Im März 2012 hat der Grosse Rat die Totalrevision des Schulgesetzes verabschiedet. In Kraft gesetzt wurde das Gesetz am 1. August 2013. Mit der neuen Schulgesetzgebung hat der Kanton Graubünden die integrative Umsetzung der sonderpädagogischen Massnahmen festgelegt und eingeführt.

Damit hat das Parlament Vorgaben des Bundes umgesetzt: Gemäss Art. 20 des Behindertengesetzes sorgen die Kantone dafür, dass behinderte Kinder und Jugendliche eine Grundschulung erhalten, die ihren besonderen Bedürfnissen angepasst ist. Die Kantone fördern, soweit dies möglich ist, mit entsprechenden Schulungsformen die Integration behinderter Kinder und Jugendlicher in die Regelschule.

Art. 43 des Bündner Schulgesetzes definiert, welche Schülerinnen und Schüler einen Anspruch auf sonderpädagogische Massnahmen haben. In Art. 44 werden diese in niederschwellige und hochschwellige Massnahmen gegliedert.

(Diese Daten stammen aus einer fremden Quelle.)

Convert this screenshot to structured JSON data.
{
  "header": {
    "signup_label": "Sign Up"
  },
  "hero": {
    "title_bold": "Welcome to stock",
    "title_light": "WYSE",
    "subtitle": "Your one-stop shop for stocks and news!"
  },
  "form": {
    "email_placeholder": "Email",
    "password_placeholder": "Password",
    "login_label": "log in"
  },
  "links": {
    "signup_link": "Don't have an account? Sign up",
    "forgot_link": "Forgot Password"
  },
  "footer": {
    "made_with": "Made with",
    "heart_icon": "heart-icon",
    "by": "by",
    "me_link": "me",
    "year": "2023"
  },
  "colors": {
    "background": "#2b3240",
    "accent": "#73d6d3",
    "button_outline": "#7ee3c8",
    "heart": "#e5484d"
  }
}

Gemäss Art. 48 Abs. 2 gewährleistet der Kanton das sonderpädagogische Angebot und dessen Umsetzung im hochschwelligen Bereich.

Für den niederschwelligen Bereich sind die Schulträgerschaften zuständig. Die Regierung macht Vorgaben zum sonderpädagogischen Angebot im niederschwelligen Bereich (Art. 49). Für die Anordnung der sonderpädagogischen Massnahmen in diesem Bereich ist die Schulträgerschaft zuständig.

In der Aprilsession 2017 wurden die beiden Aufträge Claus (betreffend Wiedereinführung der Einführungsklassen) und Michael (betreffend Zuständigkeit und Gleichstellung der Schulungsformen im niederschwelligen Bereich der Sonderpädagogik) vom Grossen Rat überwiesen.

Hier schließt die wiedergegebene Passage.